I remember my cycling friends telling me for years that I needed to start riding with them. That I could still run, but riding would be a great way to cross train. Occasionally, this advise was coming from someone in a sling or nursing scabs. These injuries a result of a fall while riding. Even the most skilled riders would tell me that it is not a matter of if you are going to take a spill, but when.
No Thank You!
Unfortunately, when I finally surrendered to this triathlon thing, the bike was unavoidable. Worse yet, it would be the mode engaged in the longest in any event distance.
I was humbled by the bike quickly. My deficiencies in certain muscle groups became quite clear. So I started to work at it a bit. Still not fanatical, but like I found with swimming it was quite peaceful to be out there just riding. I soon realized that I had to get the proper gear. Specifically, I needed to switch to clip-in pedals/shoes which I feared greatly. I had visions of total panic on my part and being attached to a bike that was headed over a cliff.
My fears were partially realized on Saturday. Yes, I had my first of likely many tumbles on my bike.
This one, fortunately, I escaped without much damage. It did, however, come with a fairly high level of embarrassment and shame.
Here’s the scene:
I was approaching a stop light on a 4 lane road. I slowed to a crawl and moved from curb side to the center lane so that cars desiring to go right may do so. One hopes to slowly roll until the light changes and then resume riding. In this case, the light was clearly not going to change in time so as I moved in behind the car stopped in front of me I unclipped my right foot from the pedal.
Remember, I’m still pretty new at this cycling thing, but I’ve done this enough to be able to just unclip one foot (right) and use it to stand on the ground while my other foot remains clipped in the pedal. Staying clipped in with one foot allows for a solid pedal stroke on the restart which is critical when trying to move through an intersection with cars approaching.
For some reason, maybe I was making eye contact with drives on either side of me, I started to lean left as if to put my left foot to the ground rather than my right. Obviously, having the right foot unclipped ready to land on the ground only works if you lean the bike to the right. Once the bike was going left, there was no saving it.
As if in slow motion, I started going down. Panic. No time to free my left foot. No time, even in slow motion, to do anything at all. I’m not sure if I even attempted to put my hand down to brace the fall. All I know is I’m laying there on my side at a stop light straddling a bike. I have a couple of photos…one just before I went over followed by the one snapped from my rear facing helmet cam while feverishly attempting to get back on the bike. (Sadly, these do not capture the event adequately).
Like any red blooded American man, I got up and acted like the whole thing was planned.

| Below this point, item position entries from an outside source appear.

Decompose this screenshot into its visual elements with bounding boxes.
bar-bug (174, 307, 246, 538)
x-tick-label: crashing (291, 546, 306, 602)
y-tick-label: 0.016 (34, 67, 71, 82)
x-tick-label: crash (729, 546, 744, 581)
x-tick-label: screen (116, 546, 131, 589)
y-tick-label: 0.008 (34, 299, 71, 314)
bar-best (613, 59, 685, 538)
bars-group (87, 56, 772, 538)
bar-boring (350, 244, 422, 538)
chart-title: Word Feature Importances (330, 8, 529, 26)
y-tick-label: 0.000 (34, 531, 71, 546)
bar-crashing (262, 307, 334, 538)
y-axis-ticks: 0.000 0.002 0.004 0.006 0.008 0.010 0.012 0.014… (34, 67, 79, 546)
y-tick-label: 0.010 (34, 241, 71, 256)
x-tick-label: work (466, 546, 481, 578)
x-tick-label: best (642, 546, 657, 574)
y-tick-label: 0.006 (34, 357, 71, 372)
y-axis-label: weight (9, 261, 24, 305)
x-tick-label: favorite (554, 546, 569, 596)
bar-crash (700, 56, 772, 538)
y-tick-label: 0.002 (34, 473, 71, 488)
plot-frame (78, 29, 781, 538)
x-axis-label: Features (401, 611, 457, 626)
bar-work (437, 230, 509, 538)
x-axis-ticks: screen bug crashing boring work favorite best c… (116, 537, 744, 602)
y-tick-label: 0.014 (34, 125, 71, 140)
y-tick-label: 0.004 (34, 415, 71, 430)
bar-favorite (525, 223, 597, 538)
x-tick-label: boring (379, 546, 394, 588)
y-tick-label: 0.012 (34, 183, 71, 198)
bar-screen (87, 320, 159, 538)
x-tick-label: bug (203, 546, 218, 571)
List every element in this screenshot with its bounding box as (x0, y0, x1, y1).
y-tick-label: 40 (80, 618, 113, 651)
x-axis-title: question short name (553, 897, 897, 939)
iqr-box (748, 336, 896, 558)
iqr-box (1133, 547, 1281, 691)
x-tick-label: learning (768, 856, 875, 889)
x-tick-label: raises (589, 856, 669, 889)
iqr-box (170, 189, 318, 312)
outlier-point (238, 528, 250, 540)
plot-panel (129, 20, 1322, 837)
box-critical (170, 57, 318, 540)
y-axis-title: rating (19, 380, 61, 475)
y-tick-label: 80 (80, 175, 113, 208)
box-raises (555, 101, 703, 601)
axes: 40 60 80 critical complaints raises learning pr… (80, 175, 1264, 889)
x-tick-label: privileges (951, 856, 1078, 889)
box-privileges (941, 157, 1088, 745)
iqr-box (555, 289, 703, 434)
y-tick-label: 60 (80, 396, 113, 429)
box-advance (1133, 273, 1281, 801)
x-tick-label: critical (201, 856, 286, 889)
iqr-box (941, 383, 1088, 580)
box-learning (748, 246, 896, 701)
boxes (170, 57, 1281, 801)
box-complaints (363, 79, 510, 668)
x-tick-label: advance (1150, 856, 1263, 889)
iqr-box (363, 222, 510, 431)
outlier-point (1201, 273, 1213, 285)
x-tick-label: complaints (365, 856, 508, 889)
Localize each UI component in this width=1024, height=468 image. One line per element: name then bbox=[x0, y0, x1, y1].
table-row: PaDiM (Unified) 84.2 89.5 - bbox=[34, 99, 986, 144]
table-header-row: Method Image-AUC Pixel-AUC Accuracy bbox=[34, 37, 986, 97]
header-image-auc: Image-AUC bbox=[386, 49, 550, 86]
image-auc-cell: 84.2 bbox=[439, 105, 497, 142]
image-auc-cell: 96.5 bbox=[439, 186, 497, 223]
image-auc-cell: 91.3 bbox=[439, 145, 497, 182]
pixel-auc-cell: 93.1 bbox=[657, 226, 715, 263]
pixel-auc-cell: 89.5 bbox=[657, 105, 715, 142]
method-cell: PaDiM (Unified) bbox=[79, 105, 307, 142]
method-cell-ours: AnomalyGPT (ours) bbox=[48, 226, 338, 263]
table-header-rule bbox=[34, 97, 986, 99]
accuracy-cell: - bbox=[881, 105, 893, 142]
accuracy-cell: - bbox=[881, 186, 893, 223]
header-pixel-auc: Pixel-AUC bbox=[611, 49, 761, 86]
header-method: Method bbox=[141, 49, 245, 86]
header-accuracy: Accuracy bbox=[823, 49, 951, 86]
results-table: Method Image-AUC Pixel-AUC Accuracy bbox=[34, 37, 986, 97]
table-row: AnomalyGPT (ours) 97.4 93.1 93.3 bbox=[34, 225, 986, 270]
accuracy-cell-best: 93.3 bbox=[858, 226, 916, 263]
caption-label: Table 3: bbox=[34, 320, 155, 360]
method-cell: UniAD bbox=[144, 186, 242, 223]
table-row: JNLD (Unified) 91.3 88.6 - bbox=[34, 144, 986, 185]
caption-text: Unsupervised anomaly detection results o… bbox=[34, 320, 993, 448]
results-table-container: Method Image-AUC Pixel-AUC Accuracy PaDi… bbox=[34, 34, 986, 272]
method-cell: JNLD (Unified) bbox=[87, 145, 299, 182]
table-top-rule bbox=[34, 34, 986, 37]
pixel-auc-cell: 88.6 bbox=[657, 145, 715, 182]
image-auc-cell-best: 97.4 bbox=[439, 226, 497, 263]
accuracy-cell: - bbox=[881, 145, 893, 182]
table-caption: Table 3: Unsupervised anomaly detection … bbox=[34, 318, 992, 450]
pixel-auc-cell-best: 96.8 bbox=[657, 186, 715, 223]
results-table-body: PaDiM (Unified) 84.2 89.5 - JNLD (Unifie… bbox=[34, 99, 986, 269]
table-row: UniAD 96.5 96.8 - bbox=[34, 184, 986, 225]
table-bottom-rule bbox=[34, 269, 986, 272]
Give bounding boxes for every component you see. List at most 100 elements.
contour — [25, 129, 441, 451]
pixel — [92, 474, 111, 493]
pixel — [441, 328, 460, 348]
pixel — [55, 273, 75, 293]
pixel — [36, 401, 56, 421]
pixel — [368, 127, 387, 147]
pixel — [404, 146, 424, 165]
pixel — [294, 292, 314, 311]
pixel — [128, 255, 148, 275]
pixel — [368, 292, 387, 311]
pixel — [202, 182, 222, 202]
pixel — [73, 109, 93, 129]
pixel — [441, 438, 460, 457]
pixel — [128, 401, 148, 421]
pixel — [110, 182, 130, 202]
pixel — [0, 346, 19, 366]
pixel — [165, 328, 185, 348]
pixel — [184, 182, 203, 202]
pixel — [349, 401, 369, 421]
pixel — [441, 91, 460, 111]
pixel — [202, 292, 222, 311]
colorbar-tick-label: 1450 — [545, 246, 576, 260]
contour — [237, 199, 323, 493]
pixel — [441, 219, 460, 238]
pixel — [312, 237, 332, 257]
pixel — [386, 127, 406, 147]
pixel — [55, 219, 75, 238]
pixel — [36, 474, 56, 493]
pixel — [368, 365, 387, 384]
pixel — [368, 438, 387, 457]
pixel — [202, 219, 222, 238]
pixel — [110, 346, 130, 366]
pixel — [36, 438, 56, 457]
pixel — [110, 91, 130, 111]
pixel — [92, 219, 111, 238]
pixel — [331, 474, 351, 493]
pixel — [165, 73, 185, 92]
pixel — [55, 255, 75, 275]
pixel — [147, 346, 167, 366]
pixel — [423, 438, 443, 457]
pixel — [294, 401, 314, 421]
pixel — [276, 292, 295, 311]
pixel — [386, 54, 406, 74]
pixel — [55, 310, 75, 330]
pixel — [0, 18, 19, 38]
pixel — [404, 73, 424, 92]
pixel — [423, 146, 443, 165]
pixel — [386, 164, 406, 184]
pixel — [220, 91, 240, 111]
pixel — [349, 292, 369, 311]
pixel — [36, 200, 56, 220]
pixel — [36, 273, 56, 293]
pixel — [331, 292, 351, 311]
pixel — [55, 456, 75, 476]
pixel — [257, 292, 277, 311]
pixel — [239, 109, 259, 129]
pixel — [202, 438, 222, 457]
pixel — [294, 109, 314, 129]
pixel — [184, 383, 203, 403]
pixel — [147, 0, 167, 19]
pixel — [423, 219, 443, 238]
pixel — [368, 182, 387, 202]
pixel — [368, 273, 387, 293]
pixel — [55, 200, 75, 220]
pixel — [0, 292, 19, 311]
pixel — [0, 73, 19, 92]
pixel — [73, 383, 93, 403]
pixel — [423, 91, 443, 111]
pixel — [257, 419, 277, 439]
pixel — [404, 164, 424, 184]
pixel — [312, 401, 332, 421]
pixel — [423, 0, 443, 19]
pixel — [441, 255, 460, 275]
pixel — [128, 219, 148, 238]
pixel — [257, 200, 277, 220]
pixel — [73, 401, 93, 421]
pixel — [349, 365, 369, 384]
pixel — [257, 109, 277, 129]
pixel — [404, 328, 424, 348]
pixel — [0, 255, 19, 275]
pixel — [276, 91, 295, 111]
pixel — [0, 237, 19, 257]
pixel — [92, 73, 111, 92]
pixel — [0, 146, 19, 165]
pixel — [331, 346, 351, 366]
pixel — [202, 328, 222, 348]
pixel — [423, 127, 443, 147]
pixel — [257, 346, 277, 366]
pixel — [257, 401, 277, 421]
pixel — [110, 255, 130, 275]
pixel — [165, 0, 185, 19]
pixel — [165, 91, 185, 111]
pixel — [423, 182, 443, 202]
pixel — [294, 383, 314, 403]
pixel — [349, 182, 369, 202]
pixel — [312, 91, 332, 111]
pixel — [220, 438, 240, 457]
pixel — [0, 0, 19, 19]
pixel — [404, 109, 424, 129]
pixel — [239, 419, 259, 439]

I realized that I’d better get my butt back on the bike and moving because the light had just changed. There I was pressing forward slowly trying get clipped in while the passing cars kindly rolled down their windows asking if I was ok. I assumed each of them I was find, smiled and again acted like I had just successfully executed some trick one might see in the X-Games.
As I moved along, I laughed at just how humiliating it was. How stupid that was. Wait. Was I injured? I didn’t think so, but was unsure if the adrenaline was masking something. I was sure that pretty soon I’d start to realize what part of my body had absorbed the most impact. Beyond embarrassed, I was cursing myself because I had just gotten over a sore right shoulder that I banged up (doing something stupid) while skiing a month earlier. It had kept me out of the pool and now I was certain my left shoulder would certainly be no better.
Fortunately, no signs of real injury appeared. My left hip/buttocks is pretty sore, but mostly from the 20 mile ride. I’d have to say the only injury came to my ego.